FILM FOR THOUGHT
Presented by the Hawai‘i Council for the Humanities
THOUGHTS: LANDFALL
“Connections are made during tough times, and they happen for a reason.”
LANDFALL begins on a beach. The ocean whispers, voices whisper, and shadows flicker over the faces of two women. Their voices grow stronger, as their friendship has, in the two years since Hurricane Maria. The camera flashes to the blue glow of their cell phones as they look at footage of the recent protest march of over 10,000 people to remove Puerto Rico’s territorial governor in response to the neglect and suffering . . . post-Maria.
“It was not the storm that was the tragedy. It was what came after. “
Shards of the storm’s devastation punctuate the film: over 5,000 dead, many of their families never able to bury them; standing for hours in a line of 60 people for food only to have the food run out; medics needing to choose between rescuing a pregnant mother or her children, as they can’t save both; expired bottled water sits in an overgrown vacant lot two years after Maria, unused; making four packages of noodles last a week; no gas; no federal aid; no ice; no food; no water. No water. Each glass fragment, sharp, piercing, and pieced together into one truth: the feelings of the people of Puerto Rico, that they, their lives, their families . . . don’t matter.
“An opportunity to reimagine a completely new Puerto Rico.”
Puerto Rico is a tourist mecca, marketed similarly to our Hawaiʻi. After Maria, luxury gated fortresses materialize, while families still huddle in their bathroom to stay dry when it rains. American billionaires who look like surf groms tout bitcoin business bonanza brainwash, while tight wiry women cry foul in their faces. And we feel how that takes everything. We visit villages where the young are leaving, and New York, where some end up.
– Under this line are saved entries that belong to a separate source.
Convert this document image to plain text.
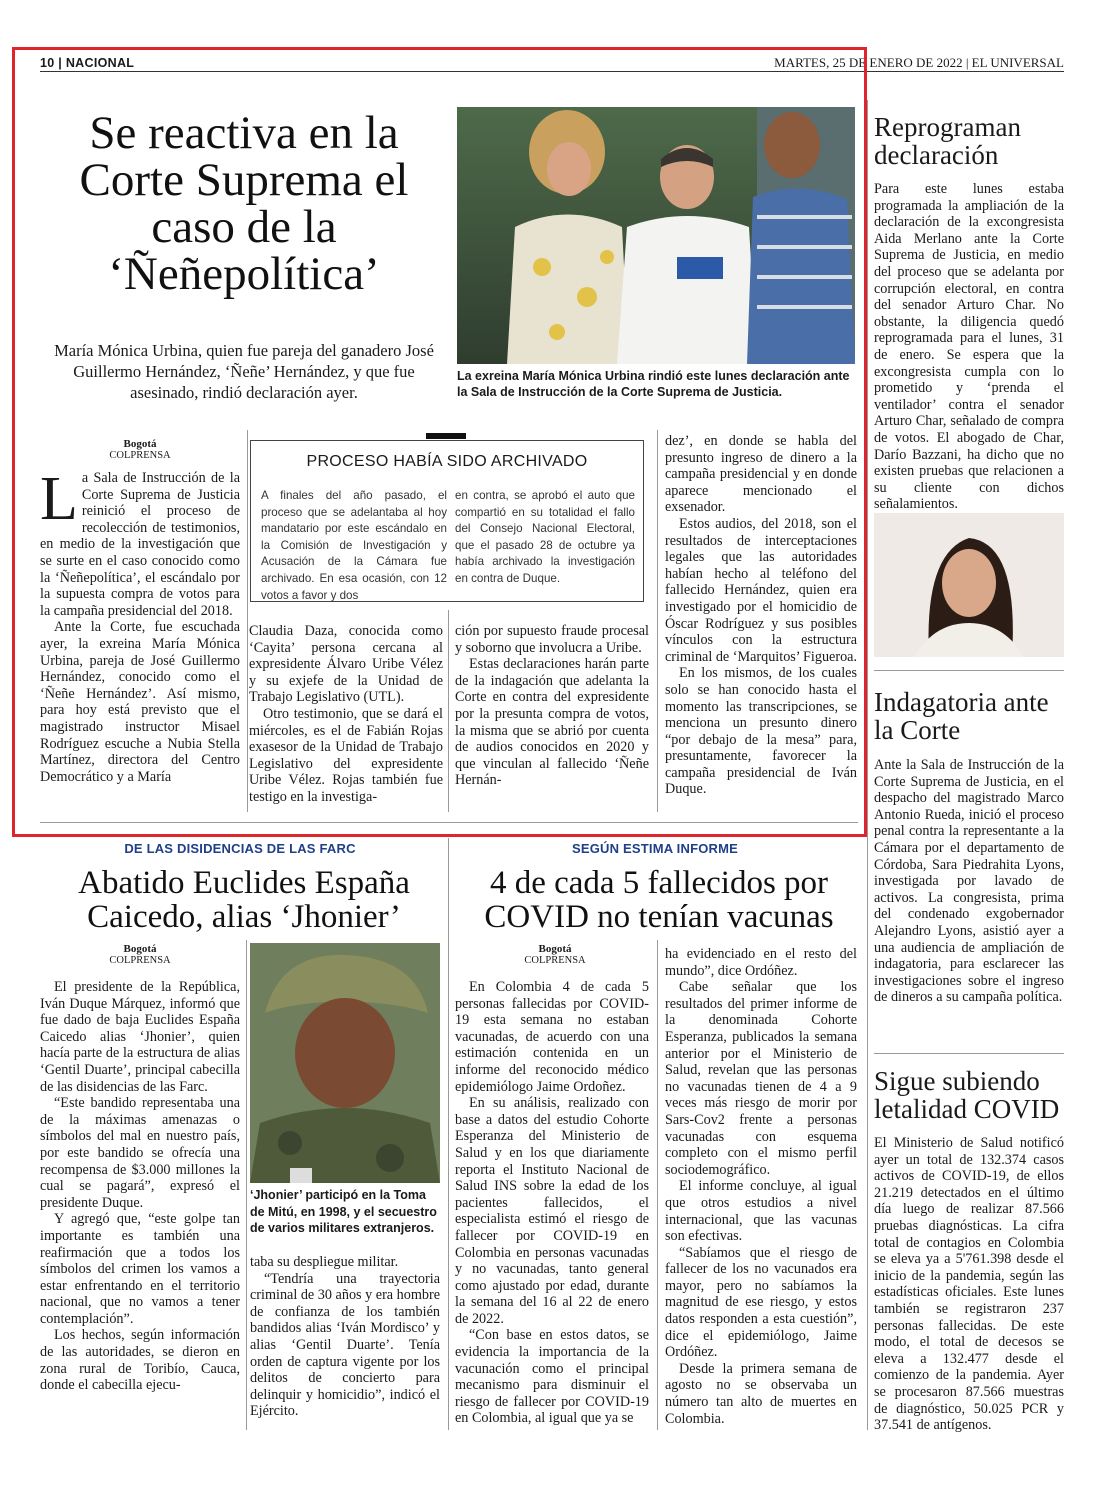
10 | NACIONAL	MARTES, 25 DE ENERO DE 2022 | EL UNIVERSAL
Se reactiva en la Corte Suprema el caso de la ‘Ñeñepolítica’
María Mónica Urbina, quien fue pareja del ganadero José Guillermo Hernández, ‘Ñeñe’ Hernández, y que fue asesinado, rindió declaración ayer.
La exreina María Mónica Urbina rindió este lunes declaración ante la Sala de Instrucción de la Corte Suprema de Justicia.
Bogotá
COLPRENSA

La Sala de Instrucción de la Corte Suprema de Justicia reinició el proceso de recolección de testimonios, en medio de la investigación que se surte en el caso conocido como la ‘Ñeñepolítica’, el escándalo por la supuesta compra de votos para la campaña presidencial del 2018.

Ante la Corte, fue escuchada ayer, la exreina María Mónica Urbina, pareja de José Guillermo Hernández, conocido como el ‘Ñeñe Hernández’. Así mismo, para hoy está previsto que el magistrado instructor Misael Rodríguez escuche a Nubia Stella Martínez, directora del Centro Democrático y a María

PROCESO HABÍA SIDO ARCHIVADO
A finales del año pasado, el proceso que se adelantaba al hoy mandatario por este escándalo en la Comisión de Investigación y Acusación de la Cámara fue archivado. En esa ocasión, con 12 votos a favor y dos
en contra, se aprobó el auto que compartió en su totalidad el fallo del Consejo Nacional Electoral, que el pasado 28 de octubre ya había archivado la investigación en contra de Duque.

Claudia Daza, conocida como ‘Cayita’ persona cercana al expresidente Álvaro Uribe Vélez y su exjefe de la Unidad de Trabajo Legislativo (UTL).

Otro testimonio, que se dará el miércoles, es el de Fabián Rojas exasesor de la Unidad de Trabajo Legislativo del expresidente Uribe Vélez. Rojas también fue testigo en la investiga-

ción por supuesto fraude procesal y soborno que involucra a Uribe.

Estas declaraciones harán parte de la indagación que adelanta la Corte en contra del expresidente por la presunta compra de votos, la misma que se abrió por cuenta de audios conocidos en 2020 y que vinculan al fallecido ‘Ñeñe Hernán-

dez’, en donde se habla del presunto ingreso de dinero a la campaña presidencial y en donde aparece mencionado el exsenador.

Estos audios, del 2018, son el resultados de interceptaciones legales que las autoridades habían hecho al teléfono del fallecido Hernández, quien era investigado por el homicidio de Óscar Rodríguez y sus posibles vínculos con la estructura criminal de ‘Marquitos’ Figueroa.

En los mismos, de los cuales solo se han conocido hasta el momento las transcripciones, se menciona un presunto dinero “por debajo de la mesa” para, presuntamente, favorecer la campaña presidencial de Iván Duque.

Reprograman declaración

Para este lunes estaba programada la ampliación de la declaración de la excongresista Aida Merlano ante la Corte Suprema de Justicia, en medio del proceso que se adelanta por corrupción electoral, en contra del senador Arturo Char. No obstante, la diligencia quedó reprogramada para el lunes, 31 de enero. Se espera que la excongresista cumpla con lo prometido y ‘prenda el ventilador’ contra el senador Arturo Char, señalado de compra de votos. El abogado de Char, Darío Bazzani, ha dicho que no existen pruebas que relacionen a su cliente con dichos señalamientos.

Indagatoria ante la Corte

Ante la Sala de Instrucción de la Corte Suprema de Justicia, en el despacho del magistrado Marco Antonio Rueda, inició el proceso penal contra la representante a la Cámara por el departamento de Córdoba, Sara Piedrahita Lyons, investigada por lavado de activos. La congresista, prima del condenado exgobernador Alejandro Lyons, asistió ayer a una audiencia de ampliación de indagatoria, para esclarecer las investigaciones sobre el ingreso de dineros a su campaña política.

Sigue subiendo letalidad COVID

El Ministerio de Salud notificó ayer un total de 132.374 casos activos de COVID-19, de ellos 21.219 detectados en el último día luego de realizar 87.566 pruebas diagnósticas. La cifra total de contagios en Colombia se eleva ya a 5'761.398 desde el inicio de la pandemia, según las estadísticas oficiales. Este lunes también se registraron 237 personas fallecidas. De este modo, el total de decesos se eleva a 132.477 desde el comienzo de la pandemia. Ayer se procesaron 87.566 muestras de diagnóstico, 50.025 PCR y 37.541 de antígenos.

DE LAS DISIDENCIAS DE LAS FARC
Abatido Euclides España Caicedo, alias ‘Jhonier’
Bogotá
COLPRENSA

El presidente de la República, Iván Duque Márquez, informó que fue dado de baja Euclides España Caicedo alias ‘Jhonier’, quien hacía parte de la estructura de alias ‘Gentil Duarte’, principal cabecilla de las disidencias de las Farc.

“Este bandido representaba una de la máximas amenazas o símbolos del mal en nuestro país, por este bandido se ofrecía una recompensa de $3.000 millones la cual se pagará”, expresó el presidente Duque.

Y agregó que, “este golpe tan importante es también una reafirmación que a todos los símbolos del crimen los vamos a estar enfrentando en el territorio nacional, que no vamos a tener contemplación”.

Los hechos, según información de las autoridades, se dieron en zona rural de Toribío, Cauca, donde el cabecilla ejecu-

‘Jhonier’ participó en la Toma de Mitú, en 1998, y el secuestro de varios militares extranjeros.

taba su despliegue militar.

“Tendría una trayectoria criminal de 30 años y era hombre de confianza de los también bandidos alias ‘Iván Mordisco’ y alias ‘Gentil Duarte’. Tenía orden de captura vigente por los delitos de concierto para delinquir y homicidio”, indicó el Ejército.

SEGÚN ESTIMA INFORME
4 de cada 5 fallecidos por COVID no tenían vacunas
Bogotá
COLPRENSA

En Colombia 4 de cada 5 personas fallecidas por COVID-19 esta semana no estaban vacunadas, de acuerdo con una estimación contenida en un informe del reconocido médico epidemiólogo Jaime Ordoñez.

En su análisis, realizado con base a datos del estudio Cohorte Esperanza del Ministerio de Salud y en los que diariamente reporta el Instituto Nacional de Salud INS sobre la edad de los pacientes fallecidos, el especialista estimó el riesgo de fallecer por COVID-19 en Colombia en personas vacunadas y no vacunadas, tanto general como ajustado por edad, durante la semana del 16 al 22 de enero de 2022.

“Con base en estos datos, se evidencia la importancia de la vacunación como el principal mecanismo para disminuir el riesgo de fallecer por COVID-19 en Colombia, al igual que ya se

ha evidenciado en el resto del mundo”, dice Ordóñez.

Cabe señalar que los resultados del primer informe de la denominada Cohorte Esperanza, publicados la semana anterior por el Ministerio de Salud, revelan que las personas no vacunadas tienen de 4 a 9 veces más riesgo de morir por Sars-Cov2 frente a personas vacunadas con esquema completo con el mismo perfil sociodemográfico.

El informe concluye, al igual que otros estudios a nivel internacional, que las vacunas son efectivas.

“Sabíamos que el riesgo de fallecer de los no vacunados era mayor, pero no sabíamos la magnitud de ese riesgo, y estos datos responden a esta cuestión”, dice el epidemiólogo, Jaime Ordóñez.

Desde la primera semana de agosto no se observaba un número tan alto de muertes en Colombia.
We tour Vieques, where a community lives between live fire training grounds and toxic military dump sites, bombing that continued until just 16 years ago, as families call their children . . . home.
“You must survey the land with tools, not with your own eyes as you’ve always done.”
LANDFALL takes us through many views of Puerto Rico; covering a jarringly contrasting map of the island, city to country, pasture to night club, rainforest to resort. The voices of the film are as varied, telling their stories as they feed chickens, organize a center to house people and teach them new job skills, or sit around a sumptuous table drinking wine. Their voices and faces—in sorrow, in dance, anguish and joy, make landfall . . . in our naʻau.
“Maria was like a big mop or broom, with bleach, it swept everything away.”
Though our struggles with the same colonizer pale in comparison, so much in this film resonates with Hawaiʻi nei. The bombing of Kahoʻolawe. Community organizing of neighbor-to-neighbor response after floods ravaged my home community on Kauaʻi in 2018. Economic loss of our children. Being pushed off the coast. Stoic state militia lines readying behind sunglasses to arrest protesting relatives. Real estate . . . Resilience.
“Many would say that this struggle has been going on for a long time, but we feel like a baby, in diapers.”
We are not American.
We survive because of other survivors.
We know that cultivating the land is security,
that water is life.
We laugh in the darkness
and put our children to work.
We are not going back,
we are living into a rooted future.
We rise . . . like a mighty wave.
Mehana Blaich Vaughan
MEHANA BLAICH VAUGHAN grew up where the moku (districts) of Halele‘a and Ko‘olau meet on the island of Kaua‘i. She is an Assistant Professor at the University of Hawai‘i at Mānoa in the Department of Natural Resources and Environmental Management, Sea Grant College Program, and Hui ‘Āina Momona. Her home is on Kaua‘i with her husband, mother, and three children.
This essay has been produced as part of the 2020 FILM FOR THOUGHT Program in partnership with the Hawai‘i Council for the Humanities.